Write that down in your personnel manual.

Will the US and Papua New Guinea catch up with the rest of the world on paid maternity leave?

Many doctors like to say that the United States has the best health care system in the world. When it comes to paid maternity leave, however, our country is at the bottom of the list.

The US is one of six nations that neither give working mothers paid maternity leave nor require employers to do so, according to a 1998 survey by the International Labour Organization, a United Nations agency. The other five countries are Lesotho, Swaziland, Australia, New Zealand, and Papua New Guinea. In contrast, European countries give working mothers 70 to 100 percent of their wages for leaves ranging from eight to 26 weeks. The government foots the bill in every country except Switzerland, where employers pay.

The only thing Uncle Sam guarantees is that a new mom at a company with at least 50 employees can stay home for up to 12 weeks and still keep her job. Family leave laws in 10 states and the District of Columbia grant similar rights—some more generous, some less—to women at smaller companies, according to the Family and Medical Leave Handbook from Thompson Publishing Group (www.thompson.com).

In a handful of states, though, new mothers receive a taste of European-style largesse. California, Hawaii, New Jersey, New York, and Rhode Island offer residents short-term disability benefits, and routine maternity leave qualifies as a disability, as does any leave ordered by a doctor during pregnancy. Rhode Island pays the richest benefit—a maximum of $504 a week. (Web site addresses for these state programs are listed below.)

More states may put a check in a new mother's hands. The federal Department of Labor ruled last year that states are free to use their unemployment insurance funds to pay for up to 12 weeks of maternity leave. Lawmakers in more than a dozen states have proposed legislation to that effect.

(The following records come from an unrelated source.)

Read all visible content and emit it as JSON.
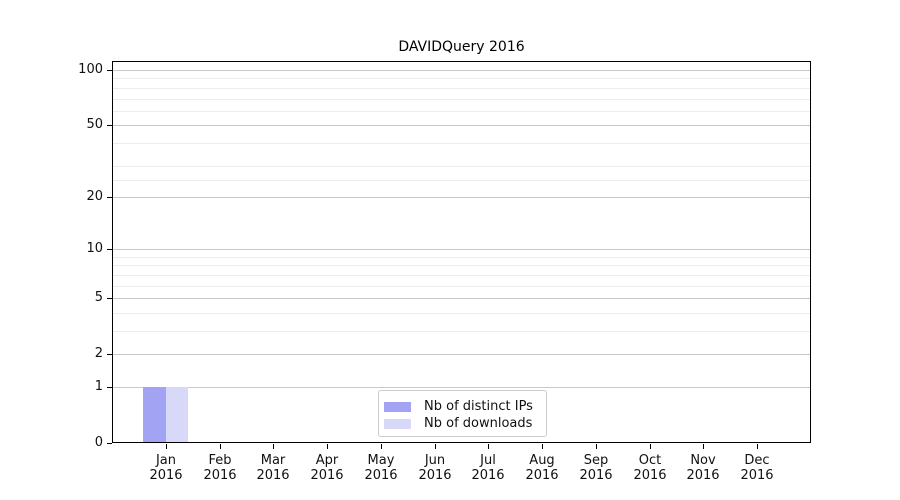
{
  "chart_data": {
    "type": "bar",
    "title": "DAVIDQuery 2016",
    "categories": [
      "Jan",
      "Feb",
      "Mar",
      "Apr",
      "May",
      "Jun",
      "Jul",
      "Aug",
      "Sep",
      "Oct",
      "Nov",
      "Dec"
    ],
    "category_year": "2016",
    "series": [
      {
        "name": "Nb of distinct IPs",
        "color": "#a3a3f3",
        "values": [
          1,
          0,
          0,
          0,
          0,
          0,
          0,
          0,
          0,
          0,
          0,
          0
        ]
      },
      {
        "name": "Nb of downloads",
        "color": "#d8d8f8",
        "values": [
          1,
          0,
          0,
          0,
          0,
          0,
          0,
          0,
          0,
          0,
          0,
          0
        ]
      }
    ],
    "xlabel": "",
    "ylabel": "",
    "y_scale": "log1p",
    "ylim": [
      0,
      112
    ],
    "y_tick_values": [
      0,
      1,
      2,
      5,
      10,
      20,
      50,
      100
    ],
    "y_tick_labels": [
      "0",
      "1",
      "2",
      "5",
      "10",
      "20",
      "50",
      "100"
    ],
    "y_minor_gridlines": [
      3,
      4,
      6,
      7,
      8,
      9,
      25,
      30,
      40,
      60,
      70,
      80,
      90
    ],
    "grid": "horizontal",
    "legend": {
      "position": "lower center",
      "entries": [
        "Nb of distinct IPs",
        "Nb of downloads"
      ]
    }
  },
  "style": {
    "background": "#ffffff",
    "spine_color": "#000000",
    "major_grid_color": "#c9c9c9",
    "minor_grid_color": "#ececec",
    "bar_color_distinct_ips": "#a3a3f3",
    "bar_color_downloads": "#d8d8f8",
    "legend_border_color": "#cccccc",
    "text_color": "#111111"
  }
}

However, several business organizations, including the US Chamber of Commerce, have sued in federal court to oppose the labor department decree, warning that states that go this route will either reduce benefits for the unemployed or raise taxes.

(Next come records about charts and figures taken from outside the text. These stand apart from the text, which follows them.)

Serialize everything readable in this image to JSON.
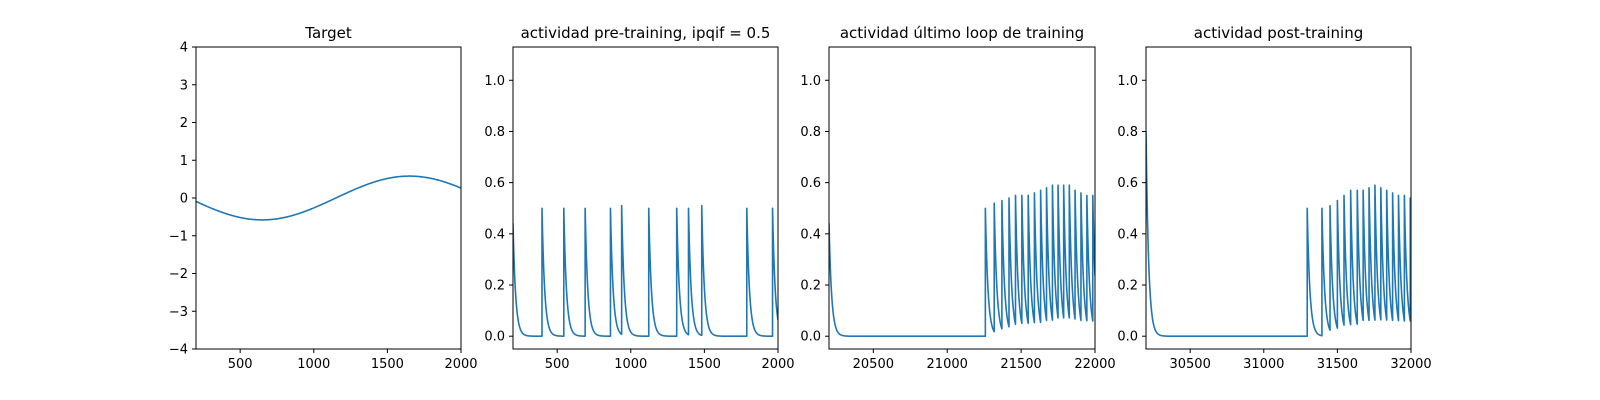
{
  "chart_data": [
    {
      "type": "line",
      "title": "Target",
      "xlabel": "",
      "ylabel": "",
      "xlim": [
        200,
        2000
      ],
      "ylim": [
        -4,
        4
      ],
      "xticks": [
        500,
        1000,
        1500,
        2000
      ],
      "xtick_labels": [
        "500",
        "1000",
        "1500",
        "2000"
      ],
      "yticks": [
        -4,
        -3,
        -2,
        -1,
        0,
        1,
        2,
        3,
        4
      ],
      "ytick_labels": [
        "−4",
        "−3",
        "−2",
        "−1",
        "0",
        "1",
        "2",
        "3",
        "4"
      ],
      "grid": false,
      "series": [
        {
          "color": "#1f77b4",
          "kind": "sine",
          "amplitude": 0.58,
          "period": 2000,
          "trough_x": 650
        }
      ]
    },
    {
      "type": "line",
      "title": "actividad pre-training, ipqif = 0.5",
      "xlabel": "",
      "ylabel": "",
      "xlim": [
        200,
        2000
      ],
      "ylim": [
        -0.05,
        1.13
      ],
      "xticks": [
        500,
        1000,
        1500,
        2000
      ],
      "xtick_labels": [
        "500",
        "1000",
        "1500",
        "2000"
      ],
      "yticks": [
        0.0,
        0.2,
        0.4,
        0.6,
        0.8,
        1.0
      ],
      "ytick_labels": [
        "0.0",
        "0.2",
        "0.4",
        "0.6",
        "0.8",
        "1.0"
      ],
      "grid": false,
      "series": [
        {
          "color": "#1f77b4",
          "kind": "spike_decay",
          "start_value": 0.44,
          "tau": 18,
          "spike_times": [
            397,
            545,
            690,
            862,
            938,
            1122,
            1312,
            1392,
            1482,
            1788,
            1963
          ],
          "spike_peaks": [
            0.5,
            0.5,
            0.5,
            0.5,
            0.51,
            0.5,
            0.5,
            0.5,
            0.51,
            0.5,
            0.5
          ]
        }
      ]
    },
    {
      "type": "line",
      "title": "actividad último loop de training",
      "xlabel": "",
      "ylabel": "",
      "xlim": [
        20200,
        22000
      ],
      "ylim": [
        -0.05,
        1.13
      ],
      "xticks": [
        20500,
        21000,
        21500,
        22000
      ],
      "xtick_labels": [
        "20500",
        "21000",
        "21500",
        "22000"
      ],
      "yticks": [
        0.0,
        0.2,
        0.4,
        0.6,
        0.8,
        1.0
      ],
      "ytick_labels": [
        "0.0",
        "0.2",
        "0.4",
        "0.6",
        "0.8",
        "1.0"
      ],
      "grid": false,
      "series": [
        {
          "color": "#1f77b4",
          "kind": "spike_decay",
          "start_value": 0.44,
          "tau": 18,
          "spike_times": [
            21258,
            21318,
            21370,
            21418,
            21462,
            21505,
            21548,
            21590,
            21632,
            21672,
            21712,
            21750,
            21788,
            21826,
            21865,
            21905,
            21945,
            21985
          ],
          "spike_peaks": [
            0.5,
            0.52,
            0.53,
            0.54,
            0.55,
            0.55,
            0.55,
            0.56,
            0.57,
            0.58,
            0.59,
            0.59,
            0.59,
            0.59,
            0.57,
            0.56,
            0.55,
            0.55
          ]
        }
      ]
    },
    {
      "type": "line",
      "title": "actividad post-training",
      "xlabel": "",
      "ylabel": "",
      "xlim": [
        30200,
        32000
      ],
      "ylim": [
        -0.05,
        1.13
      ],
      "xticks": [
        30500,
        31000,
        31500,
        32000
      ],
      "xtick_labels": [
        "30500",
        "31000",
        "31500",
        "32000"
      ],
      "yticks": [
        0.0,
        0.2,
        0.4,
        0.6,
        0.8,
        1.0
      ],
      "ytick_labels": [
        "0.0",
        "0.2",
        "0.4",
        "0.6",
        "0.8",
        "1.0"
      ],
      "grid": false,
      "series": [
        {
          "color": "#1f77b4",
          "kind": "spike_decay",
          "start_value": 0.8,
          "tau": 18,
          "spike_times": [
            31295,
            31395,
            31450,
            31500,
            31545,
            31590,
            31635,
            31675,
            31715,
            31755,
            31795,
            31835,
            31875,
            31915,
            31955,
            31995
          ],
          "spike_peaks": [
            0.5,
            0.5,
            0.51,
            0.53,
            0.55,
            0.57,
            0.57,
            0.57,
            0.58,
            0.59,
            0.58,
            0.57,
            0.56,
            0.55,
            0.55,
            0.54
          ]
        }
      ]
    }
  ]
}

Web sites for state disability insurance programs:

California
www.edd.cahwnet.gov/fleclaim.htm#di

Hawaii
homepages.uhwo.hawaii.edu/clear/laws2.html#TDI

New Jersey
www.wnjpin.state.nj.us/OneStopCareerCenter/OtherInformation/DivVocRehabServices/tdi.html

New York
www.wcb.state.ny.us/content/main/workers/wc06003.htm

Rhode Island www.det.state.ri.us/webdev/tdi/tdihome.htm

When granting family leave, know when the meter starts

If you don't understand a fine point of the federal Family and Medical Leave Act of 1993, you may end up giving an employee more time off than you bargained for.

The law entitles a qualifying employee up to 12 weeks of unpaid leave after childbirth. The employee has the right to take any accrued vacation or sick time during this period. If she decides to use vacation or sick time, you must designate it as FMLA leave beforehand, or as soon as you know her leave has commenced. (She may have given birth on Sunday, and not reported to work Monday.) Furthermore, you must notify the employee that you're counting her paid leave toward the 12 weeks allowed under FMLA.

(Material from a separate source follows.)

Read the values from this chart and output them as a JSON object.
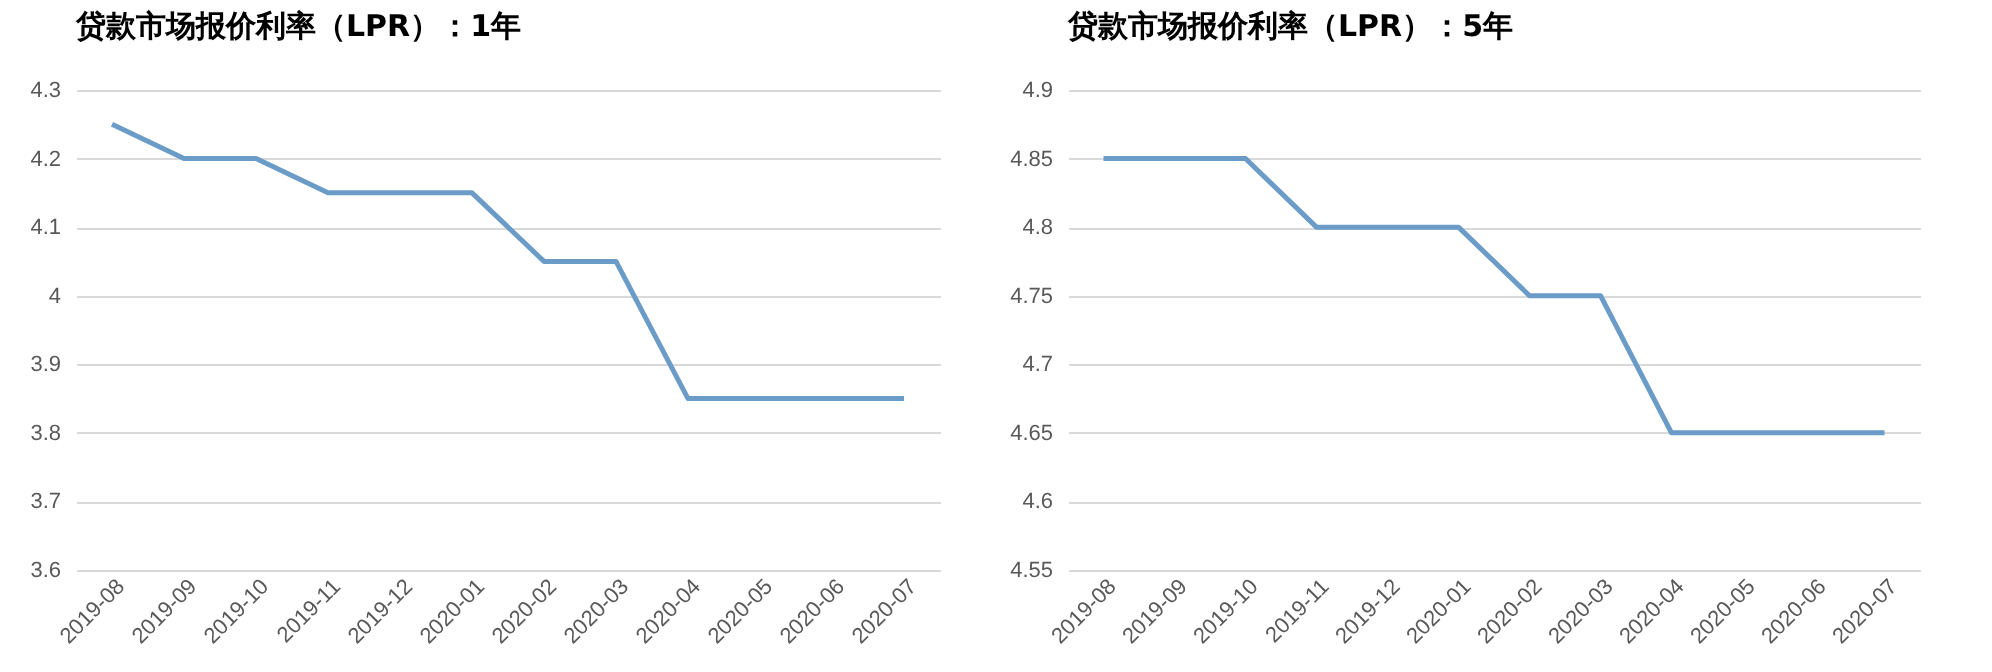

The notification step is critical, because it determines when the 12-week FMLA meter begins ticking. If you don't provide notification, you could run into problems, says practice management consultant and attorney Janice Cunningham.

"I've seen this happen in a few practices," explains Cunningham. "A woman who's just had a baby uses six weeks of vacation and sick time, then informs her employer that she's claiming 12 additional weeks of unpaid leave under FMLA. The employer never officially acknowledged that the paid leave counted toward FMLA. So the employer is obligated to give her the extra 12 weeks off."

Don't think you can retroactively declare any time off as FMLA leave, either. The federal law explicitly prohibits this sleight of hand.

Doctors in states that have passed their own versions of FMLA should pay close attention to any notification provisions stipulated in those laws, adds Cunningham.

 

Robert Lowes. Maternity leave policies that really deliver. Medical Economics 2001;13:61.